Crítica: Baseado em Fatos Reais

É notável a forma como a carreira de Roman Polanski se desenhou até este seu último lançamento, Baseado em Fatos Reais. Exibindo pleno domínio sobre variados exercícios de gêneros, o cineasta busca, desde o início de seu repertório (a exemplo de Faca na Água), exprimir a fragilidade psicológica de seus personagens em meio a ambientes opressivos – criados, na maioria dos casos, pelos próprios – e a forma que passam a se relacionar com outros a sua volta. O filme deste ano segue tal tônica, trabalhando um campo inédito na obra do diretor, contudo: o duplo e a obsessão de seu par.

 

A trama se desenrola a partir de alguns instantes na vida da escritora Delphine Dayrieux (Emmanuelle Seigner). Após uma sessão de autógrafos de seu mais novo sucesso literário, a protagonista conhece Elle (Eva Green), apresentada como fã de seu trabalho. Dada algumas interações, ambas passam a dividir o convívio além do espaço físico, formando uma relação simbiótica às suas aspirações e o lidar com a opressão imposta pela fã sobre a escritora.

Adaptado do livro homônimo de Delphine de Vigan pelo próprio Polanski e Olivier Assayas (já habituado ao tema, visto em Acima das Nuvens), o roteiro é hábil ao apreender o espectador à situação vivida pela protagonista logo de início. Delphine é atormentada por questões familiares que se expandem ao seu ofício, sobrecarregando a autora em seu desempenho, ao passo que busca inspiração para sua nova obra. Introspectiva e autocrítica, esta busca em Elle a possibilidade de novos ares a sua vida pessoal e, por extensão, profissional.
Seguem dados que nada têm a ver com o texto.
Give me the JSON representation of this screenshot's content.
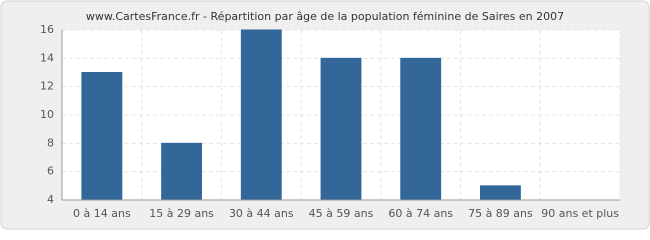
{
  "chart_data": {
    "type": "bar",
    "title": "www.CartesFrance.fr - Répartition par âge de la population féminine de Saires en 2007",
    "categories": [
      "0 à 14 ans",
      "15 à 29 ans",
      "30 à 44 ans",
      "45 à 59 ans",
      "60 à 74 ans",
      "75 à 89 ans",
      "90 ans et plus"
    ],
    "values": [
      13,
      8,
      16,
      14,
      14,
      5,
      4
    ],
    "color": "#336699",
    "ylim": [
      4,
      16
    ],
    "yticks": [
      4,
      6,
      8,
      10,
      12,
      14,
      16
    ],
    "grid": true
  }
}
Exercitado como um thriller psicológico intimista, Baseado em Fatos Reais peca ao não desenvolver sua carga de tensão a nenhuma direção: como suspense, o filme é sabotado pelo irrompimento de Elle já em sua primeira aparição, enquanto os elementos emocionais são deixados de lado ao decorrer da história.

A incapacidade de representar por meio de Elle uma ameaça tangível à protagonista desperdiça o potencial de desdobramentos narrativos, prendendo-se a um ciclo de abusos e castigos repetitivos – inócuos em sua concepção, uma vez que são retratados como microconflitos sem maiores efeitos à relação de ambas as personagens. Sem contar com escalada gradativa, a algoz apresenta-se como instável, variando de surtos a esmo ao compadecimento em pequenos intervalos, não coincidindo com o progresso narrativo.
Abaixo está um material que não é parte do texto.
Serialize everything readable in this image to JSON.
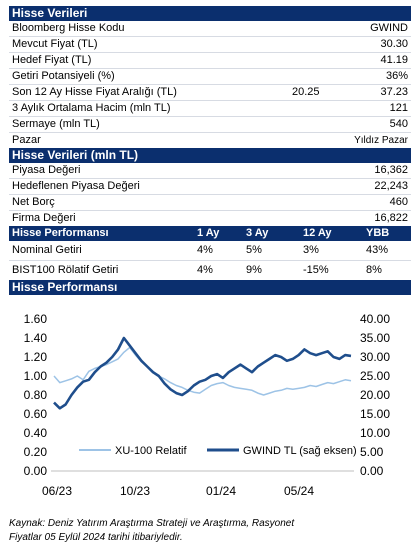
{
  "stock_data": {
    "header": "Hisse Verileri",
    "rows": [
      {
        "label": "Bloomberg Hisse Kodu",
        "value": "GWIND"
      },
      {
        "label": "Mevcut Fiyat (TL)",
        "value": "30.30"
      },
      {
        "label": "Hedef Fiyat (TL)",
        "value": "41.19"
      },
      {
        "label": "Getiri Potansiyeli (%)",
        "value": "36%"
      },
      {
        "label": "Son 12 Ay Hisse Fiyat Aralığı (TL)",
        "low": "20.25",
        "value": "37.23"
      },
      {
        "label": "3 Aylık Ortalama Hacim (mln TL)",
        "value": "121"
      },
      {
        "label": "Sermaye (mln TL)",
        "value": "540"
      },
      {
        "label": "Pazar",
        "value": "Yıldız Pazar"
      }
    ]
  },
  "stock_data_mln": {
    "header": "Hisse Verileri (mln TL)",
    "rows": [
      {
        "label": "Piyasa Değeri",
        "value": "16,362"
      },
      {
        "label": "Hedeflenen Piyasa Değeri",
        "value": "22,243"
      },
      {
        "label": "Net Borç",
        "value": "460"
      },
      {
        "label": "Firma Değeri",
        "value": "16,822"
      }
    ]
  },
  "performance_table": {
    "header": "Hisse Performansı",
    "columns": [
      "1 Ay",
      "3 Ay",
      "12 Ay",
      "YBB"
    ],
    "rows": [
      {
        "label": "Nominal Getiri",
        "values": [
          "4%",
          "5%",
          "3%",
          "43%"
        ]
      },
      {
        "label": "BIST100 Rölatif Getiri",
        "values": [
          "4%",
          "9%",
          "-15%",
          "8%"
        ]
      }
    ]
  },
  "performance_chart_header": "Hisse Performansı",
  "chart_data": {
    "type": "line",
    "x_ticks": [
      "06/23",
      "10/23",
      "01/24",
      "05/24"
    ],
    "y_left": {
      "ticks": [
        "0.00",
        "0.20",
        "0.40",
        "0.60",
        "0.80",
        "1.00",
        "1.20",
        "1.40",
        "1.60"
      ],
      "range": [
        0,
        1.6
      ]
    },
    "y_right": {
      "ticks": [
        "0.00",
        "5.00",
        "10.00",
        "15.00",
        "20.00",
        "25.00",
        "30.00",
        "35.00",
        "40.00"
      ],
      "range": [
        0,
        40
      ]
    },
    "series": [
      {
        "name": "XU-100 Relatif",
        "axis": "left",
        "color": "#9dc3e6",
        "values": [
          1.0,
          0.93,
          0.95,
          0.97,
          1.0,
          0.96,
          1.05,
          1.08,
          1.1,
          1.12,
          1.15,
          1.18,
          1.25,
          1.3,
          1.22,
          1.15,
          1.1,
          1.05,
          1.0,
          0.97,
          0.93,
          0.9,
          0.88,
          0.85,
          0.83,
          0.82,
          0.86,
          0.9,
          0.92,
          0.93,
          0.9,
          0.88,
          0.87,
          0.86,
          0.85,
          0.82,
          0.8,
          0.82,
          0.84,
          0.85,
          0.87,
          0.86,
          0.87,
          0.88,
          0.9,
          0.89,
          0.91,
          0.93,
          0.92,
          0.94,
          0.96,
          0.95
        ]
      },
      {
        "name": "GWIND TL (sağ eksen)",
        "axis": "right",
        "color": "#1f4e8c",
        "values": [
          18.0,
          16.5,
          17.5,
          20.0,
          22.0,
          23.5,
          24.0,
          26.0,
          27.5,
          28.5,
          30.0,
          32.0,
          35.0,
          33.0,
          31.0,
          29.0,
          27.5,
          26.0,
          25.0,
          23.0,
          21.5,
          20.5,
          20.0,
          21.0,
          22.5,
          23.5,
          24.0,
          25.0,
          25.5,
          24.5,
          26.0,
          27.0,
          28.0,
          27.0,
          26.0,
          27.5,
          28.5,
          29.5,
          30.5,
          30.0,
          29.0,
          29.5,
          30.5,
          32.0,
          31.0,
          30.5,
          31.0,
          31.5,
          30.0,
          29.5,
          30.5,
          30.3
        ]
      }
    ]
  },
  "source_note": {
    "line1": "Kaynak: Deniz Yatırım Araştırma Strateji ve Araştırma, Rasyonet",
    "line2": "Fiyatlar 05 Eylül 2024 tarihi itibariyledir."
  }
}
Ainda que ganhe maior corpulência em dados momentos, Eva Green desperta maior interesse pelos pequenos gestos e súbita mudança de expressão, bem captados pela ótica naturalista de Pawel Edelman (frequente colaborador do diretor). Seigner, por outro lado, equilibra habilmente sua fisicalidade ao conceber de sua personagem fragilizada a força motriz da trama; é por meio dela que presenciamos o ocorrido e somos infligidos tanto por sua penitência quanto pelas correções partidas de Elle.
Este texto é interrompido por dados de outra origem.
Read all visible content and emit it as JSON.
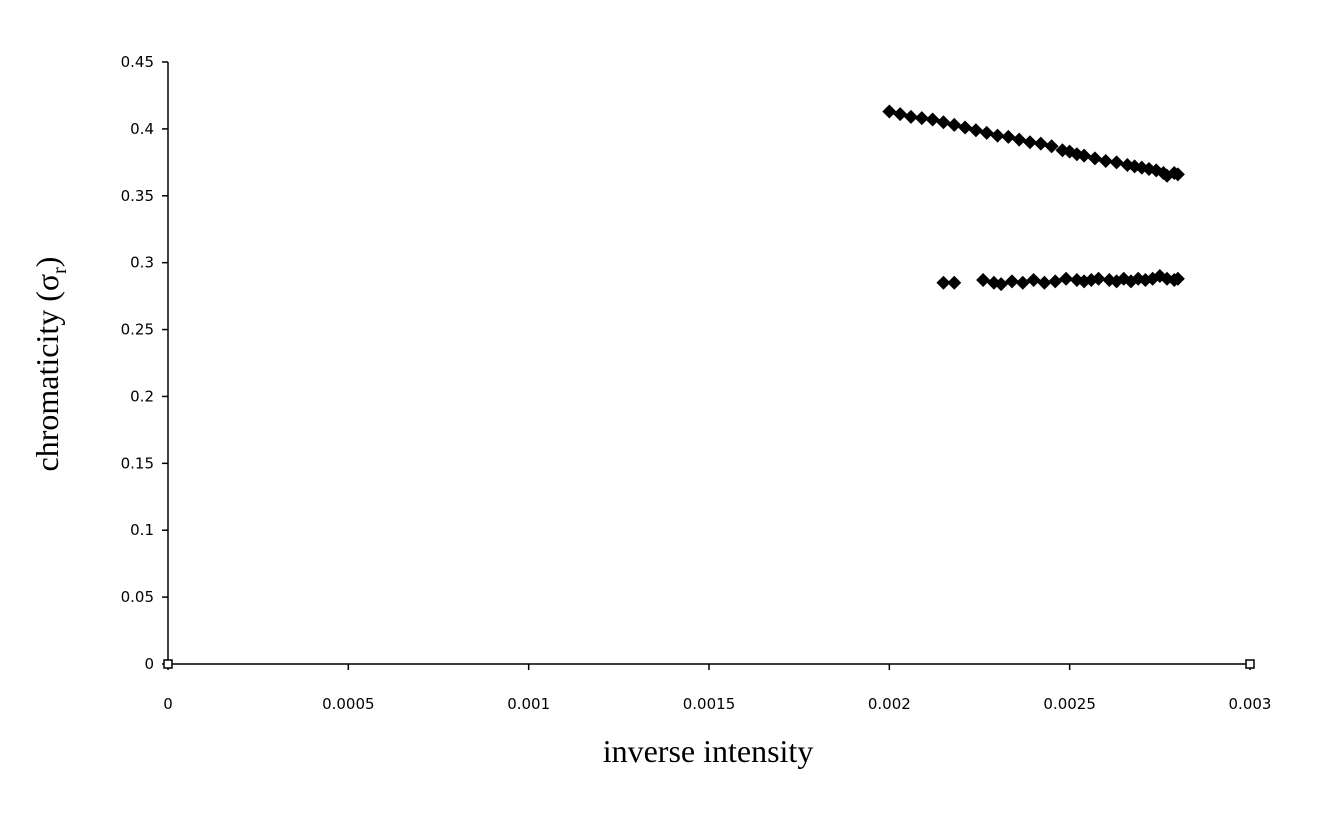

O filme injeta breves momentos de fôlego a partir de sua segunda metade, condizendo com a maior tomada de ação por parte de Delphine. A brevidade é tamanha, no entanto, que o iminente confronto partido pela protagonista cede espaço à tortura física desta, repetindo os vícios já apresentados anteriormente. Não há por parte da escritora maior ponderação quanto a submissão vivida pela própria, descartando os traumas e desapegos familiares recorrentes até certo ponto.

A identidade visual do longa é um de seus grandes acertos. Trabalhando a confusão identitária da escritora, Delphine e Elle passam a compartilhar, desde os primeiros contatos, similaridades que desnorteiam o próprio espectador. Da cor do batom ao corte de cabelo, ambas passam do desconfortável uso em comum de acessórios à quase indistinguível apresentação, de forma crescente à angústia da protagonista – emparelhada pela opressão espacial, confinando-a de pouco a pouco a pouco em menores e mais hostis ambientes.

Ainda que coerente quanto as propostas temáticas da pregressa carreira de Polanski, Baseado em Fatos Reais em pouco se associa a qualidade desta. Incerto quanto à forma de exploração de sua natureza, o filme prende-se ao uso e tentativa de subversão de convenções presentes no gênero, sem surtir efeito prático quanto ao exercício ou propor dramaticidade ao processo de criação e privação de seu autor – o que, oriundo das mentes brilhantes evolvidas no projeto, já o torna um dos leves desapontamentos deste ano.